Cleveland Clinic Fairview Hospital Westlake, OH, United States
Adil Vural1, Komal Mushtaq1, Chao Zhang1, Mahmoud Alwakeel1, Vickie Sayles1, Kristine Duly2, Carol Langford1 and Rula Hajj-Ali3, 1Cleveland Clinic, Cleveland, OH, 2Cleveland Clinic, Fairview Park, OH, 3Cleveland Clinic, Hunting Valley, OH
Background/Purpose: A biosimilar is a medication that is highly similar to a biologic agent that is already approved by a regulatory organization. Considering the share of health care expenditures attributable to biologic medicines, the use of a biosimilar presents a chance to reduce costs. Rituximab is an effective treatment option for maintaining remission in ANCA-associated vasculitis (AAV). Our goal was to compare the efficacy and safety of the rituximab biosimilar Ruxience® [Rituximab-pvvr (RTX-pvvr)], to that of its originator, Rituxan® [Rituximab (RTX)], in maintaining remission in patients with granulomatosis with polyangiitis (GPA).
Methods: This is a retrospective, single-center cohort study based on data obtained from electronic medical records. Eligible patients were adults with GPA, followed at the Vasculitis Center for at least two outpatient visits who were in remission (BVAS/WG≤ 1 and Prednisone dose≤ 10 mg/day) after receiving RTX for at least one year of maintenance therapy and then transitioned to an equivalent dose of RTX-pvvr for continuation of maintenance therapy in 2021. The primary endpoint was remission rate (BVAS/WG ≤ 1 and/or Prednisone dose ≤ 10 mg/day) at 6 months after transitioning to RTX-pvvr. Secondary endpoints were: 1- Infections requiring hospitalization; 2- Infusion reactions (classified based on National Cancer Institute Common Terminology Criteria for Adverse Events), and 3- Patient reported outcomes measurement (PROMIS) among RTX vs RTX-pvvr. McNemar test was performed for assessment of primary and secondary endpoints. Categorical Measures were summarized with frequency (%), and analyzed with Pearson's Chi-square or Fisher's exact test, where appropriate. Continuous measures were summarized with mean (SD) or median (25th, 75th quartile), and analyzed with two-sample t-tests, or Wilcoxon-Mann Whitney tests depending on the normality of the data.

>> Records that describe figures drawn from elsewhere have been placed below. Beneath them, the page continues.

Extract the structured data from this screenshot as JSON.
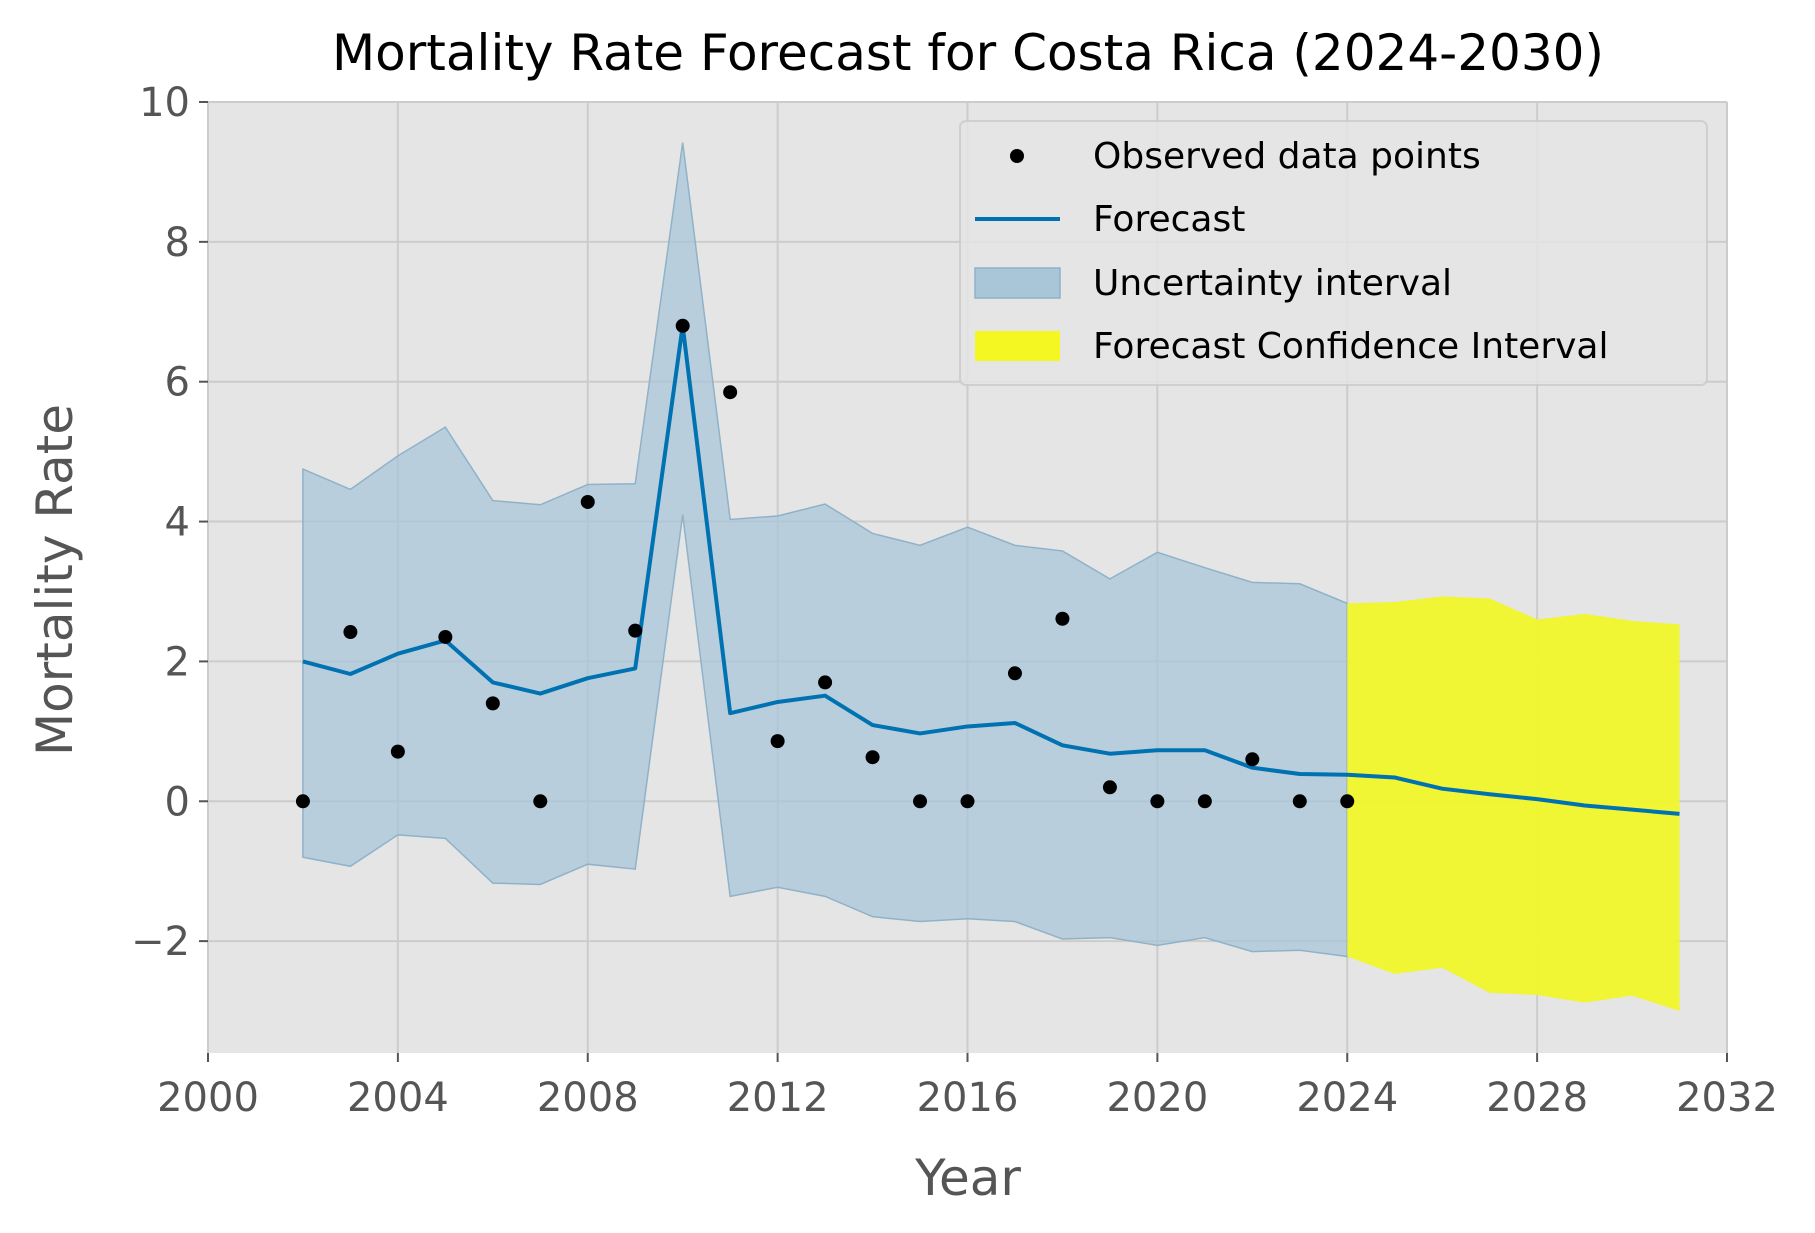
{
  "chart_data": {
    "type": "line",
    "title": "Mortality Rate Forecast for Costa Rica (2024-2030)",
    "xlabel": "Year",
    "ylabel": "Mortality Rate",
    "xlim": [
      2000,
      2032
    ],
    "ylim": [
      -3.6,
      10
    ],
    "x_ticks": [
      2000,
      2004,
      2008,
      2012,
      2016,
      2020,
      2024,
      2028,
      2032
    ],
    "y_ticks": [
      -2,
      0,
      2,
      4,
      6,
      8,
      10
    ],
    "x_tick_labels": [
      "2000",
      "2004",
      "2008",
      "2012",
      "2016",
      "2020",
      "2024",
      "2028",
      "2032"
    ],
    "y_tick_labels": [
      "−2",
      "0",
      "2",
      "4",
      "6",
      "8",
      "10"
    ],
    "grid": true,
    "legend_position": "top-right",
    "legend": [
      "Observed data points",
      "Forecast",
      "Uncertainty interval",
      "Forecast Confidence Interval"
    ],
    "colors": {
      "observed": "#000000",
      "forecast": "#0072B2",
      "uncertainty": "#a9c6d8",
      "forecast_ci": "#f0f52a",
      "plot_background": "#e5e5e5",
      "grid": "#cccccc"
    },
    "observed": {
      "x": [
        2002,
        2003,
        2004,
        2005,
        2006,
        2007,
        2008,
        2009,
        2010,
        2011,
        2012,
        2013,
        2014,
        2015,
        2016,
        2017,
        2018,
        2019,
        2020,
        2021,
        2022,
        2023,
        2024
      ],
      "y": [
        0,
        2.42,
        0.71,
        2.35,
        1.4,
        0,
        4.28,
        2.44,
        6.8,
        5.85,
        0.86,
        1.7,
        0.63,
        0,
        0,
        1.83,
        2.61,
        0.2,
        0,
        0,
        0.6,
        0,
        0
      ]
    },
    "forecast": {
      "x": [
        2002,
        2003,
        2004,
        2005,
        2006,
        2007,
        2008,
        2009,
        2010,
        2011,
        2012,
        2013,
        2014,
        2015,
        2016,
        2017,
        2018,
        2019,
        2020,
        2021,
        2022,
        2023,
        2024,
        2025,
        2026,
        2027,
        2028,
        2029,
        2030,
        2031
      ],
      "y": [
        2.0,
        1.82,
        2.11,
        2.3,
        1.7,
        1.54,
        1.76,
        1.9,
        6.8,
        1.26,
        1.42,
        1.51,
        1.09,
        0.97,
        1.07,
        1.12,
        0.8,
        0.68,
        0.73,
        0.73,
        0.48,
        0.39,
        0.38,
        0.34,
        0.18,
        0.1,
        0.03,
        -0.06,
        -0.12,
        -0.18
      ]
    },
    "uncertainty_interval": {
      "x": [
        2002,
        2003,
        2004,
        2005,
        2006,
        2007,
        2008,
        2009,
        2010,
        2011,
        2012,
        2013,
        2014,
        2015,
        2016,
        2017,
        2018,
        2019,
        2020,
        2021,
        2022,
        2023,
        2024
      ],
      "lower": [
        -0.8,
        -0.93,
        -0.48,
        -0.53,
        -1.17,
        -1.19,
        -0.9,
        -0.97,
        4.1,
        -1.36,
        -1.23,
        -1.36,
        -1.65,
        -1.72,
        -1.68,
        -1.72,
        -1.97,
        -1.95,
        -2.06,
        -1.95,
        -2.15,
        -2.13,
        -2.22
      ],
      "upper": [
        4.75,
        4.46,
        4.94,
        5.35,
        4.3,
        4.24,
        4.53,
        4.54,
        9.42,
        4.03,
        4.08,
        4.25,
        3.83,
        3.66,
        3.92,
        3.66,
        3.58,
        3.18,
        3.56,
        3.34,
        3.13,
        3.11,
        2.83
      ]
    },
    "forecast_confidence_interval": {
      "x": [
        2024,
        2025,
        2026,
        2027,
        2028,
        2029,
        2030,
        2031
      ],
      "lower": [
        -2.22,
        -2.47,
        -2.38,
        -2.74,
        -2.77,
        -2.88,
        -2.78,
        -3.0
      ],
      "upper": [
        2.83,
        2.85,
        2.93,
        2.9,
        2.6,
        2.68,
        2.58,
        2.53
      ]
    }
  }
}
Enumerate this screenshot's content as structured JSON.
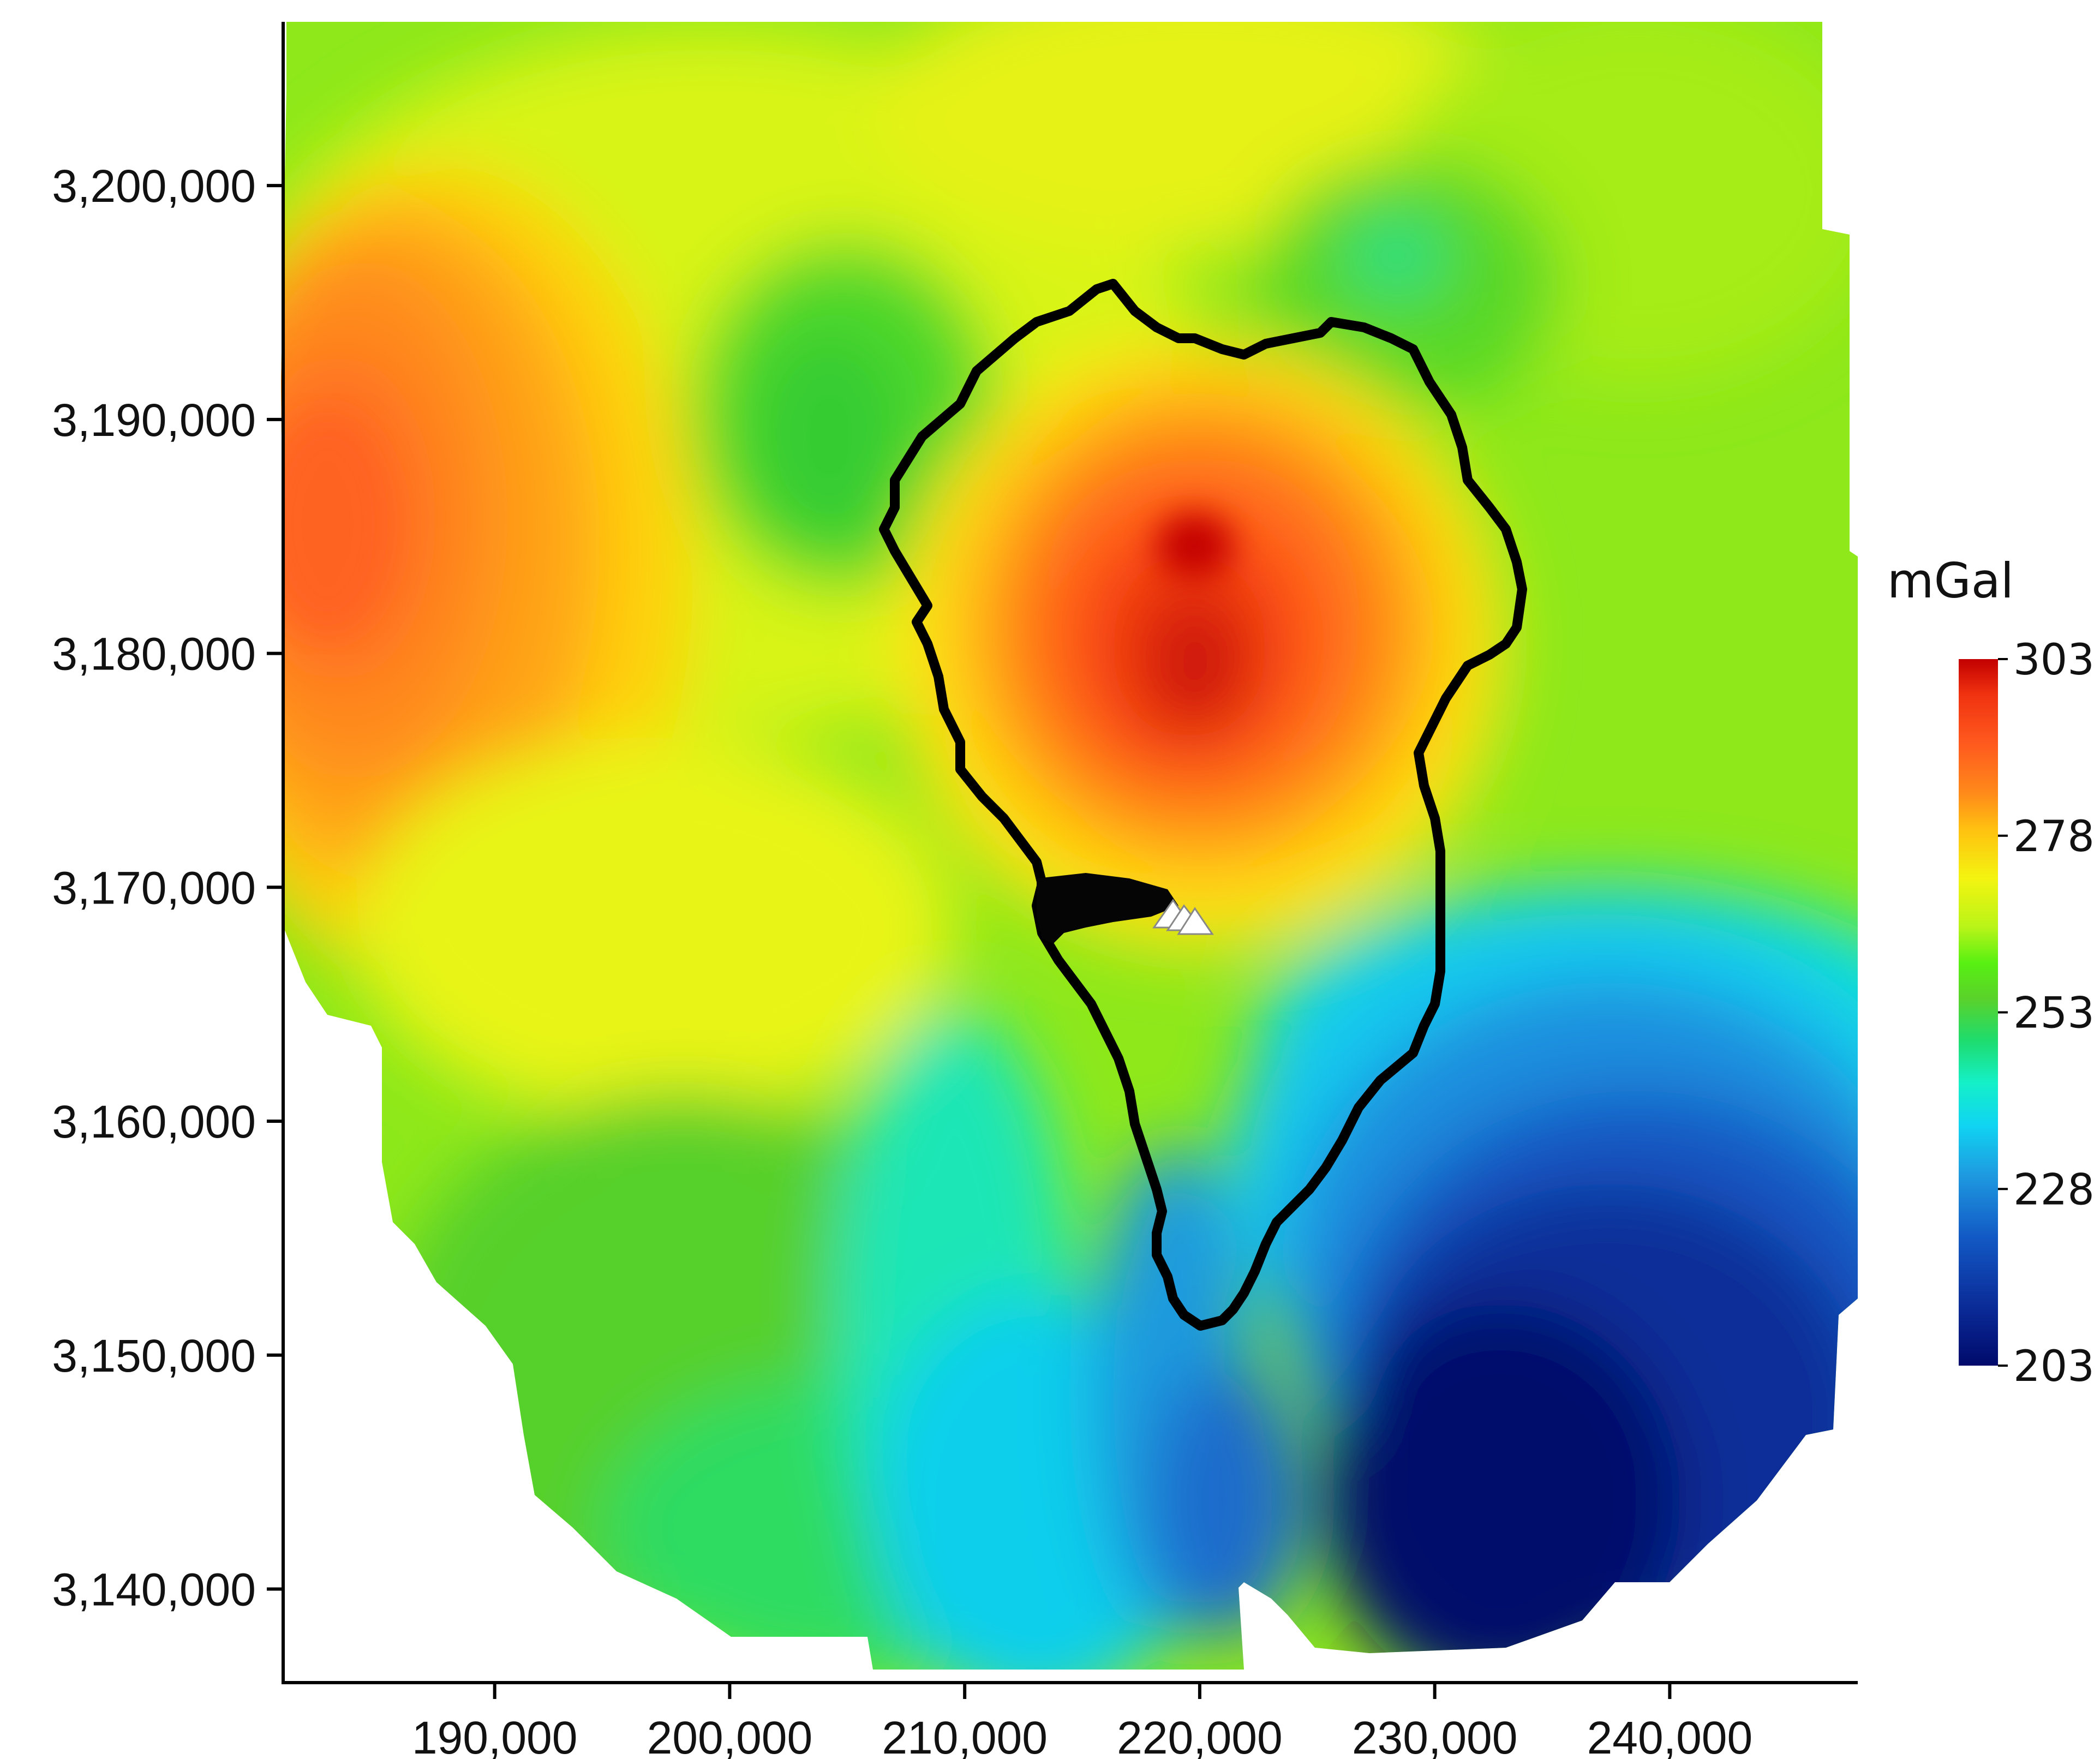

Results: A total of 43 patients met the inclusion criteria. 58.1% were female, 97.7% white, with a mean age of 40.7 years (SD 13.7)(Table-1). The most commonly involved organ systems were ENT (79.1%), pulmonary (69.8%) and renal (55.8%). Of the 43 patients in remission who transitioned to RTX-pvvr, 42 (97.7%) remained in remission, while 1 (2.3%) had a non-severe disease relapse (BVAS/WG=2) and none had a severe disease relapse (p=1.0) (Table-2). Three out of 43 (6.98%) patients on RTX had infections requiring admission for intravenous antibiotics throughout the 6-month post-RTX infusion, whereas no infections were reported on RTX-pvvr (p=0.248). Infusion related reactions were reported in 2 (4.65%) and 3 (6.98%) out of 43 patients on RTX and RTX-pvvr (p=1.0), respectively. All infusion reactions recorded were grade 2 infusion reactions requiring infusion interruption briefly and symptomatic treatment. PROMIS data did not show any differences between the 2 cohorts (Figure-1).
Conclusion: Our results suggest that stable patients on maintenance RTX therapy remained in remission when switched to RTX-pvvr in the majority of patients with GPA. Infusion reactions, infection rates and PROMIS data were comparable among patients who received RTX-pvvr and RTX. Larger studies with larger number of patients are needed to validate our results. Table 1. Baseline characteristics of study population.
Table 2. Assessment of endpoints by treatment.
Figure 1. PROMIS (Patient-Reported Outcomes Measurement Information System) scores within 1 year of maintenance therapy. Disclosures: A. Vural, None; K. Mushtaq, None; C. Zhang, None; M. Alwakeel, None; V. Sayles, None; K. Duly, None; C. Langford, None; R. Hajj-Ali, uptodate.